Anil Ambani (centre), with his sons Anmol and Anshul.
Photo credit: IANS

Mumbai: Anil Ambani-led Reliance Group has inducted both the sons-Anmol (27) and Anshul (24)--as directors on the board of infrastructure vertical RInfra.

The company has also appointed retired Army officer Lt Gen Syed Ata Hasnain as an independent director on the board of the company, it said in a statement on Wednesday. Anmol has been on the board of Reliance Capital since August 2016, while the younger one, Anshul joined group this January, and has been actively involved in all operations of RInfra, including a special focus on the defence business, working closely with the group chairman and Punit Garg, executive director, the company said.

As of July 2019, four group companies alone, excluding the bankrupt telecom arm, were sitting on a debt pile of about Rs 93,900 crore. A company spokesman attributed the induction of the junior Ambanis to respect the wishes of the shareholders who during the recent AGM asked the management to get fresh blood into the company by bringing them on board.

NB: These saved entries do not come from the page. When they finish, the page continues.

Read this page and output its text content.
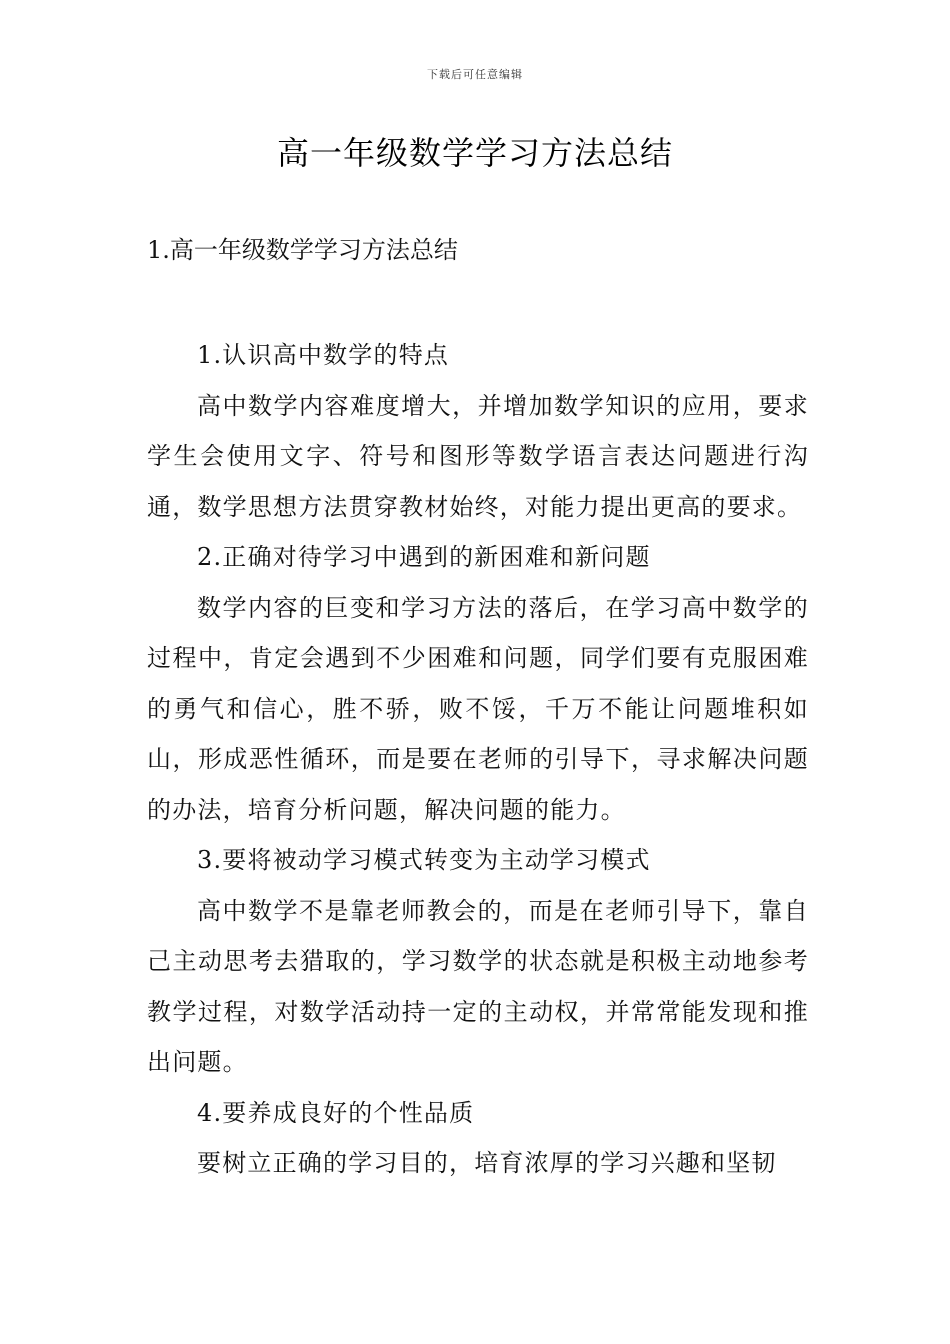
下载后可任意编辑
高一年级数学学习方法总结
1.高一年级数学学习方法总结

1.认识高中数学的特点

高中数学内容难度增大，并增加数学知识的应用，要求学生会使用文字、符号和图形等数学语言表达问题进行沟通，数学思想方法贯穿教材始终，对能力提出更高的要求。

2.正确对待学习中遇到的新困难和新问题

数学内容的巨变和学习方法的落后，在学习高中数学的过程中，肯定会遇到不少困难和问题，同学们要有克服困难的勇气和信心，胜不骄，败不馁，千万不能让问题堆积如山，形成恶性循环，而是要在老师的引导下，寻求解决问题的办法，培育分析问题，解决问题的能力。

3.要将被动学习模式转变为主动学习模式

高中数学不是靠老师教会的，而是在老师引导下，靠自己主动思考去猎取的，学习数学的状态就是积极主动地参考教学过程，对数学活动持一定的主动权，并常常能发现和推出问题。

4.要养成良好的个性品质

要树立正确的学习目的，培育浓厚的学习兴趣和坚韧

During the recent AGMs, Ambani had said the group was shuttering the two lending arms of Reliance Capital-Reliance Commercial Finance and Reliance Home Finance with a cumulative asset of over Rs 25,000 crore--by December. On Monday, the group nearly exited RCap's AMC business--which used to lead the market for long and now has gone down a distant fifth slot--to Nippon Life of Japan which now owns 75 percent in the company and has since been renamed as Nippon Indian Mutual Fund for a collective investment of Rs 6,000 crore.

The group has long ago existed the telecom business and the company, once a leading player, RCom is in the bankruptcy court since February. Many other group ventures like the defence vertical are also struggling for long now. The group's defence business, Reliance Naval is also under severe financial stress. At the AGM, Ambani had blamed the crisis and the resultant decision to exit to the severe collateral damages the group had taken due to a combination of factors-crisis in the financial services sector, irrational action by auditors and rating agencies and now the slowdown of the economy.

He had claimed that these events aided and abetted by reckless selling and rumour-mongering by vested interest have affected the shareholders of the Group companies. He had also said the group is planning to pay creditors Rs 15,000 crore more by March next year.